I was to deliver chestnuts to this woman's flat directly; we organized over a phone call, and I was there at the designated time, 3pm. I stopped my bike in front of her building, and called her number. She didn't respond. I looked around for a bit, called again, then waited for 10 minutes, called again, nothing. I was a bit annoyed, so I called the plant lady, who had delivered chestnuts to this particular woman before, and had a facebook conversation with her. I told the plant lady my situation, and asked her for the last name of the woman, so I could press the button on her intercom, and ring her apartment directly. The plant lady found it in record time (20 seconds) and there I was, pressing the button on the building, about to have a fun experience.
'What?' The woman responded almost immediately.
'Hi, I've brought you chestnuts, and I've been calling your phone, but you didn't reply.' I explained my business.
'Oh! And where are you now?'
'… I'm in front of the building.'
'Oh I'll be there in 5 minutes!'
'Okay, I'll wait 5 more minutes for you.'
She ran out of the building in 2 minutes, wearing a trench coat, explaining erratically:
'I fell asleep! I don't know how it could have happened! My phone was away! I'm sorry!'
'Oh! Did I wake you up?'
'YES!!!'
I then realized that she must have been shaken out of her sleep so abruptly, she forgot that we were talking over the intercom, and not the phone, so she genuinely couldn't figure out where I was! I went home laughing to myself about it, the sheer amusement of it all completely made up for the wait.
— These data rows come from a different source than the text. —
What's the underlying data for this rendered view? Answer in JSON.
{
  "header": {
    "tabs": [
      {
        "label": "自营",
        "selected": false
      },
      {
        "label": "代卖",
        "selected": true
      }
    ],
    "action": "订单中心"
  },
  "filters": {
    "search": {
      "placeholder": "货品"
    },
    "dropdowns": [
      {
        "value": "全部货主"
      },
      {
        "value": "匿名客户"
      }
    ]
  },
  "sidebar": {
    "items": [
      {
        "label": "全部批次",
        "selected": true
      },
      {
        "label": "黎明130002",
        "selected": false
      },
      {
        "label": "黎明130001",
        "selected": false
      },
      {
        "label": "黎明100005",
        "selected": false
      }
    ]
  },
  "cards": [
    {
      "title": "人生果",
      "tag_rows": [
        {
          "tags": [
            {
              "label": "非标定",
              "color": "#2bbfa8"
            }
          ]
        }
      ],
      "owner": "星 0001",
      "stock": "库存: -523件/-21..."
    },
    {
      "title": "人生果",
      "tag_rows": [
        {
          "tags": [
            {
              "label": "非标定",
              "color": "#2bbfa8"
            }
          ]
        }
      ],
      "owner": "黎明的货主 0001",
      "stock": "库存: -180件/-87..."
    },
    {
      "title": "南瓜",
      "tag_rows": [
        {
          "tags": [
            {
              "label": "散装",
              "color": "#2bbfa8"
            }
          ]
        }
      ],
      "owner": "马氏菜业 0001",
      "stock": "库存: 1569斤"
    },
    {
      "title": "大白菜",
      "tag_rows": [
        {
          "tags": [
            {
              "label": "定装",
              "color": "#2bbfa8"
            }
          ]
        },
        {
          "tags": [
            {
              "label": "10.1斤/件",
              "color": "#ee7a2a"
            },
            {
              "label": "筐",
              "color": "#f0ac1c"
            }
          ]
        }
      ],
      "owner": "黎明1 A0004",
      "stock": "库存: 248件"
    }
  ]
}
That was the funniest delivery I had, now, there's been a few of them that unfortunately, I had to deliver to males, and most of them went just fine, with 3 second interaction and goods exchange, and a relieved 'goodbye'. However, some of them were… not as great. I've noticed, with great displeasure, that some of those m*n figured out since I'm a woman, they could ogle me, and I did not appreciate that at all. Few of them stared at me and started saying unrelated things and I could not wait to get away from their gaze, I know what their ogling means! "You're not too ugly to be manipulated into being my house servant/bed toy/replacement mommy". And the reasons why I'm suddenly not too ugly is because my poverty has made me thin and weak looking, that alone is what elevates me to the status of 'worthy of ogling' in their eyes. I detest it. I'm hyper aware that any other version of me, more heavy, more aged, or even older-looking, would immediately put me into the box of 'irredeemable ugly creature' and I wish to stay in that box for them, thank you. They're all in my 'predator' box anyway. They don't even consider that maybe I'm a lesbian, completely disinterested in being stared at by males.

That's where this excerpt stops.